How much technology do we really need?
by
August 2023, no. 456

Here Be Monsters: Is technology reducing our humanity? by Richard King

Monash University Publishing, $32.99 pb, 248 pp

‘Uncanny to ourselves’

How much technology do we really need?
by
August 2023, no. 456

Back in the day, I was wary about making a career in science. It wasn’t just the lack of women; it was also a sense of moving into alien territory. After all, I had absorbed feminist critiques suggesting that modern science had been shaped by (male) scientists’ urge to ‘penetrate’ nature by reducing it to its parts – an urge that had blinded them to the power of the whole. And I was all for the whole – for Gaia, the whole Earth, not for atom splitting and nuclear bombs. But it was Rachel Carson’s Silent Spring (1962) that offered the most famous argument against reductionism. Carson pointed out that when scientists developed pesticides to kill specific insects, they didn’t take sufficient account of the knock-on effect on the environment, including the starved or poisoned birds whose absent songs would manifest in increasingly silent springs. Half a century on, we are aware of many examples of the damage reductive thinking can do, especially the burning of fossil fuels to produce electricity, changing the whole climate in the process. In Here Be Monsters, Richard King deftly explores another area of concern, which he calls ‘technoscience’, a mix of science, technology, and neoliberal capitalism that reduces everything to its parts – to genes, bits of information, and individual consumers, losing sight of the whole person and their whole community.

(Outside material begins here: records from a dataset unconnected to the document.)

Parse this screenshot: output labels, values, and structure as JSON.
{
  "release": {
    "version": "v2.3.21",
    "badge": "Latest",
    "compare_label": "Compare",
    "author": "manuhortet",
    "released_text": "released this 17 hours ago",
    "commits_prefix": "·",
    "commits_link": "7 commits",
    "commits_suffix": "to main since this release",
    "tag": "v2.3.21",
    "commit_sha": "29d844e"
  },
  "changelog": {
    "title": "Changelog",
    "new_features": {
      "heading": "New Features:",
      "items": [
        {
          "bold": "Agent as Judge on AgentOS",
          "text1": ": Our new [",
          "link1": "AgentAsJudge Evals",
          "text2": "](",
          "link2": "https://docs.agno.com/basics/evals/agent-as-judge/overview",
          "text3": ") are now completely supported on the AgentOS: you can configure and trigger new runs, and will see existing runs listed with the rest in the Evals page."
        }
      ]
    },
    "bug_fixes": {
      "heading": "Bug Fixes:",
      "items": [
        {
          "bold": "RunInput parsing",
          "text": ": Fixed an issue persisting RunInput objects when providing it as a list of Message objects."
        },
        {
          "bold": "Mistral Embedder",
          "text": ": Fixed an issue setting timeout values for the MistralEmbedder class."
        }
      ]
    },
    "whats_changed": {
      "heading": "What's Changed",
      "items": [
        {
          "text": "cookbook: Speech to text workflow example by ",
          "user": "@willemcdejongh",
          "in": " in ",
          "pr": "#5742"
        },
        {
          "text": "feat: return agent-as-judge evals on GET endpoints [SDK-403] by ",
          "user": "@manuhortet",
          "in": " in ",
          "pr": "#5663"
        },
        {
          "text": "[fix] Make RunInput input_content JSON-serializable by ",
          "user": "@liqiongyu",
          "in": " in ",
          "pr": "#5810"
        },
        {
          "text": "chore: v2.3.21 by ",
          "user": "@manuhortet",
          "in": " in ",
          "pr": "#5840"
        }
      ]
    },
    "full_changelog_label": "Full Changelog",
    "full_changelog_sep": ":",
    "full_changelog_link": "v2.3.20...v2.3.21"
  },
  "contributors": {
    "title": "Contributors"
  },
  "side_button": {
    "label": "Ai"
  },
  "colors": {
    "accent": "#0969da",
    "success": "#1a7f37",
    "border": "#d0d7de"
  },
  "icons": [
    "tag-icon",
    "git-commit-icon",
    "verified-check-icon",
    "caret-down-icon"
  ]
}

Carson’s concern wasn’t pesticides themselves but their indiscriminate and excessive use; similarly, King knows that, like appropriately used pesticides, our digital devices bring us great gifts. But he does want us to understand the neoliberal mindset that led the ‘tech bros’ to build all this stuff in the first place. It was a mindset that led social media developers to exploit our biological reward systems with the shameless aim of monetising our attention, which, he implies, is egregiously ironic given the way that social media distances us from biological contact – from the touch and eye contact we have long assumed fundamental to meaningful human interaction. Many studies show the power of touch and shared conviviality to flood our brains with feel-good hormones, and King notes that we witnessed the reverse of this during the Covid-19 lockdowns. Digital technologies played an important role in keeping us connected through those difficult times, and yet, asks King, ‘Would social media have been invented at all in a society that accorded greater value to physical community life, or one less in thrall to performative individualism?’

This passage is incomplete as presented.